I had to provide the artist, of course, in order to secure the funding. Using a human test subject would introduce a couple of serious problems. First, I would have to interact with an artist. Second, I would be forced to interact with an artist, possibly several. The next logical solution was cabashed by the humane society—outsourcing to a non-human. I have a friend, a specialist in primate development and cognitive science, who is the head of a chimpanzee enculturation project. His facility is a multi-billion dollar complex designed specifically to test the ability of the chimp to acclimate himself to a strictly human environment. His goal—Determine how closely the chimp’s behavior will mimic the behavior of human children raised in the same conditions.2 My goal—get one of his chimps and allow it develop its artistic sense in an environment designed to prepare him for a seamless entry into the funded artistic elite.

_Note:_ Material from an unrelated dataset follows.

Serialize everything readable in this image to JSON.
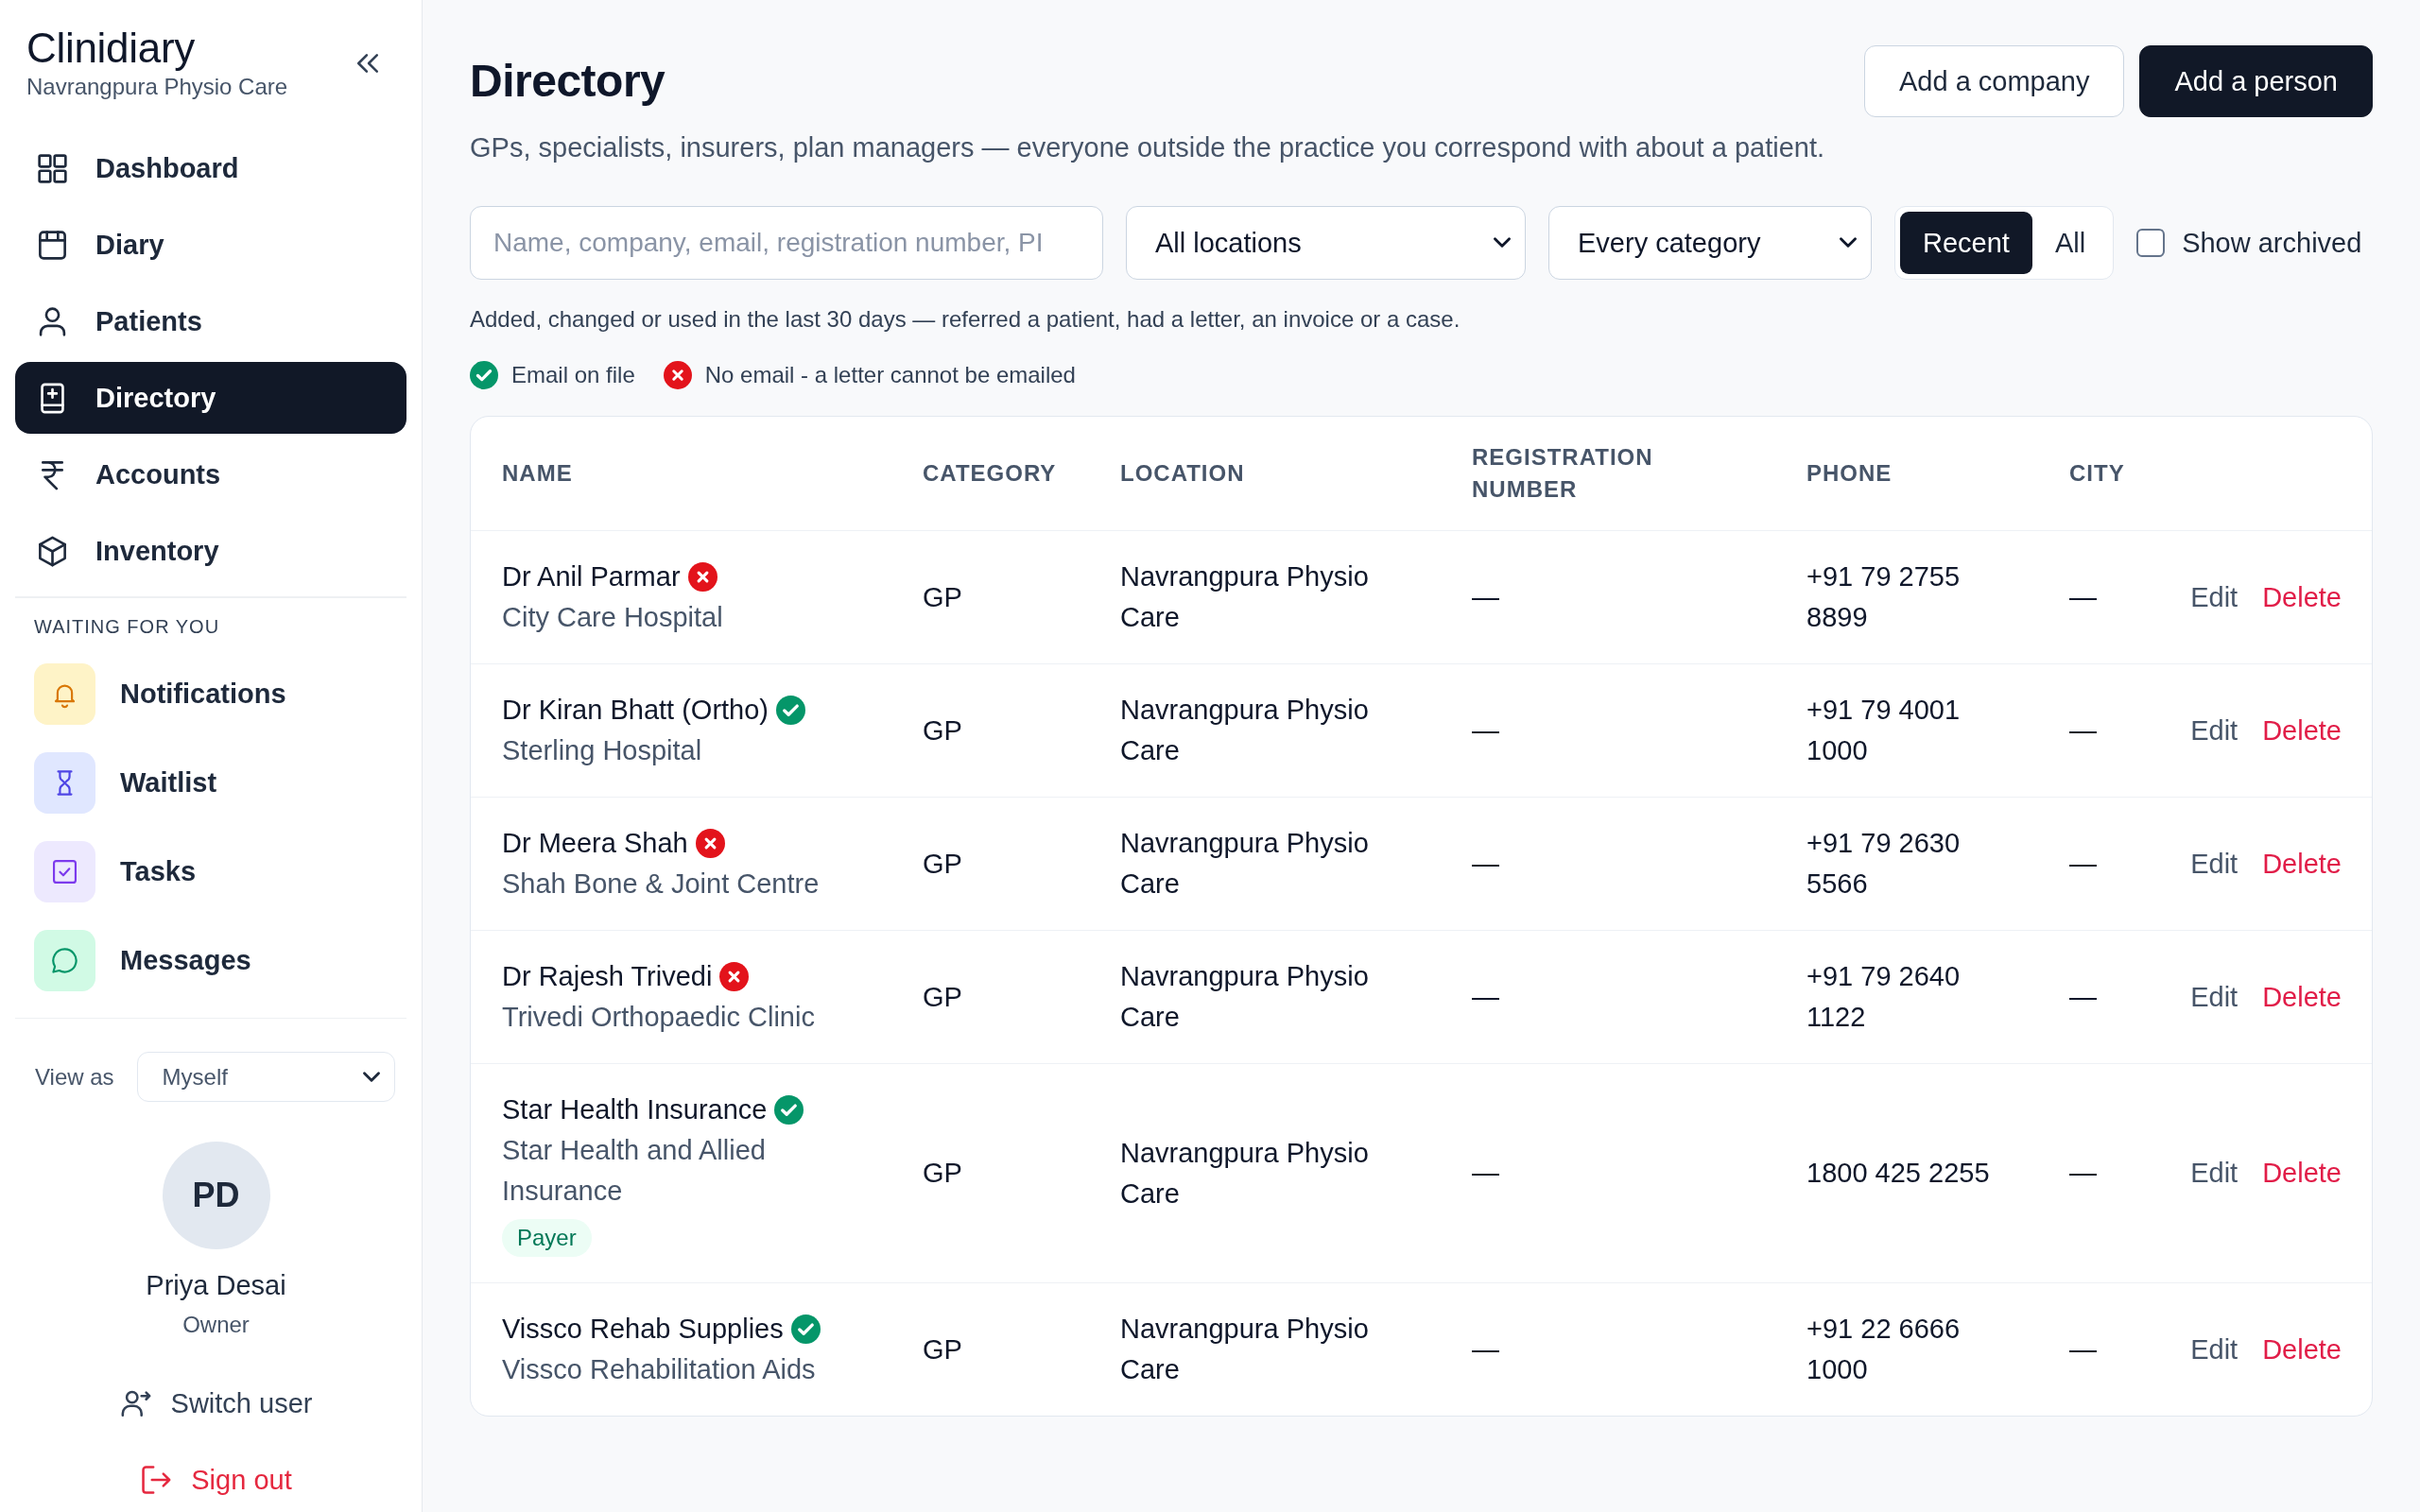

He (or she) was to be provided with subscriptions to the New Yorker, Harpers, Atlantic Monthly, Scheiser Toten, and various chap-press offerings in order to teach him the language of the artist. Most importantly, via the upcoming events calendars, the chimp would learn which invitations to accept and which to pointedly refuse. Nothing would endanger the gravitas of my simian protégé (or protégée) more quickly than attending a B-list opening 3. Second, the chimp would be taught how to throw tantrums, speak incoherently, and remain perfectly and mechanically unpredictable. If someone managed to garner the chimp’s interest long enough to ask a question, the answer must be incomprehensible, but not completely so. The questioner must be made to believe that something…something, is lurking in the steamy bowels of the chimp’s response, if only he can decipher it. To this end, the chimp would be taught a safe-word: exactly.


2A similar study was carried out in 1974 by a team at Brown. The key difference was their choice of environment. Rather than acclimate chimpanzee juveniles to human stimuli, they placed a series of infants into the care of a troupe of Mandrills. The team hoped the human children would develop behaviors identical to those of the Mandrill young. However, approximately ten minutes into the experiment, all the infants had been stomped, rolled, shredded, cleansed, folded, and otherwise manipulated by the males in the troupe. The official results were, according to the team, “inconclusive.”

3I now realize that this would be very easy to spin to the project’s advantage. If my chimp were seen at a substandard event, we would leak the information to the necessary grape-viners that his attendance was a commentary on a more exclusive opening. Eventually, his presence at these events would constitute a performance piece. [ed. Note] The So-Ho art mag “Karen’s Loafer” reviewed a similar piece since the close of the author’s NEA funding. A writer for the magazine mistook a tourist for famed (but as yet unphotographed) performance specialist Mr. Crack. The reviewer followed the oblivious tourist from gallery to gallery, chronicling his reactions to everything from the pieces to the venue to the wine lists. This resulted in a glowing review by “Karen’s Loafer” of Mr. Crack’s apparent subterfuge piece “Strolling about inconspicuously.”